Paid Stuff: Target Persona A with a LinkedIn Sponsored Post

One of the articles you created was for LinkedIn specifically. This is a Sponsored Post. You have to pay to play, but you can target Eddie very specifically. When you set up the targeting for the post you will see options like those below:

You should have the following items from the Eddie persona readily available:

  • Job Title
  • Industry
  • Company Size
  • LinkedIn Groups

For a detailed walk-through of how to setup a LinkedIn campaign see this link.

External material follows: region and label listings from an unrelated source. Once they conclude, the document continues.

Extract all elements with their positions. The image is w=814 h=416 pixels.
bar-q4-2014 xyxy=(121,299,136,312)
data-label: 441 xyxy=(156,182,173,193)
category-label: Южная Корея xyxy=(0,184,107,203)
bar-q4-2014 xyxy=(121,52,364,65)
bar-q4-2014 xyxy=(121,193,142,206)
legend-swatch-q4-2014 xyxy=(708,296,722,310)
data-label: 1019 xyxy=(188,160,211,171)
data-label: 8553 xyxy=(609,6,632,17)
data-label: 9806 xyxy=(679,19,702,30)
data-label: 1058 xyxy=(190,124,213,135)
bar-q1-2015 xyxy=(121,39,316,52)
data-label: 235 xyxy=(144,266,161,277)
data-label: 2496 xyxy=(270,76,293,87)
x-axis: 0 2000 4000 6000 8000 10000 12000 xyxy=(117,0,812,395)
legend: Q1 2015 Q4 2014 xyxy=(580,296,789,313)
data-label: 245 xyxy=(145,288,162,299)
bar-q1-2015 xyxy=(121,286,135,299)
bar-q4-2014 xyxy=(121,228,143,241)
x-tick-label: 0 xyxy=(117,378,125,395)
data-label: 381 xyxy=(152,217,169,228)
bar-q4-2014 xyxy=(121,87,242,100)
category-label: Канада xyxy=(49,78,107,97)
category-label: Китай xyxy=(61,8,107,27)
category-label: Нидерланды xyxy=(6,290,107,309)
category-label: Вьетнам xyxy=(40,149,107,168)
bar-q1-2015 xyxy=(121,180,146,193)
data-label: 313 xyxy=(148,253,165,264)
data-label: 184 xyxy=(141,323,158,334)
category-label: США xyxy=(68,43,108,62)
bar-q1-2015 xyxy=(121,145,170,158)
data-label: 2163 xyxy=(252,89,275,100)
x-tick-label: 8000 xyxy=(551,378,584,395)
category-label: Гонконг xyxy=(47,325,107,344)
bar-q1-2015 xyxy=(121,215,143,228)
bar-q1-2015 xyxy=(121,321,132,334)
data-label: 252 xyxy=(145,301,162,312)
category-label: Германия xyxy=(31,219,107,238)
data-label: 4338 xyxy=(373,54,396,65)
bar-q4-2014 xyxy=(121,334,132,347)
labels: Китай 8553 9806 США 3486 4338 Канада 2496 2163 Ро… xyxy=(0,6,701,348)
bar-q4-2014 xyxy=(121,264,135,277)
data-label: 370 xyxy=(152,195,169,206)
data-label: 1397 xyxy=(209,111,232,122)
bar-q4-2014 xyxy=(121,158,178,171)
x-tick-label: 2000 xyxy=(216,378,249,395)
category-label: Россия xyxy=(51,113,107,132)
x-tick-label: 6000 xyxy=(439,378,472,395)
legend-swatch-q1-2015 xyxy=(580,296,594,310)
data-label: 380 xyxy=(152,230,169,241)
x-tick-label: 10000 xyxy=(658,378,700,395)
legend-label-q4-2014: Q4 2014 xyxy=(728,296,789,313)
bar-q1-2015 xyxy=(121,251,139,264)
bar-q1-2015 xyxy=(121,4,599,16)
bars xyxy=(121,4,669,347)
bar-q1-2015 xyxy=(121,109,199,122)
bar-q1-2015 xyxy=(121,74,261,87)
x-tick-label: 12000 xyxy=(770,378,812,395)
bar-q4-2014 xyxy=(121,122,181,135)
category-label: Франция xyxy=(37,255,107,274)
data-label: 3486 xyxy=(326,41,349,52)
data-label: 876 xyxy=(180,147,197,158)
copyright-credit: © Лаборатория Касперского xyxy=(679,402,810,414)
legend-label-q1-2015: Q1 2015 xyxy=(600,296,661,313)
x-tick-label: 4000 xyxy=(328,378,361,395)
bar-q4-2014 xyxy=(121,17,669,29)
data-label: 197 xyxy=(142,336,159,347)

Get Creative: Other Types of Online Content

There are more kinds of online content to support your downloadable long-form content than blog posts. Here are a few ideas:

Opinion Post Lists
White Papers Surveys
Videos Resources
Cartoons Quotes
Illustrations Polls
Summaries of Books Image Pin Boards
Tool Reviews Photos
Give-Aways Research
Webinars Press Releases
How-To Guides News (Company)
Glossaries Newsletters
InfoGraphics White Papers
Interviews Tools
Slides Case Studies

That’s It!

This plan should get you started. Do the above once a week if you can, or at least once per month.

Once you’re off and running you can add to it, tweak it, delve into analytics, CRO (conversion rate optimization), SEO (search engine optimization), influencer outreach, clickbait headlines, and much more. But at least you’ll be started!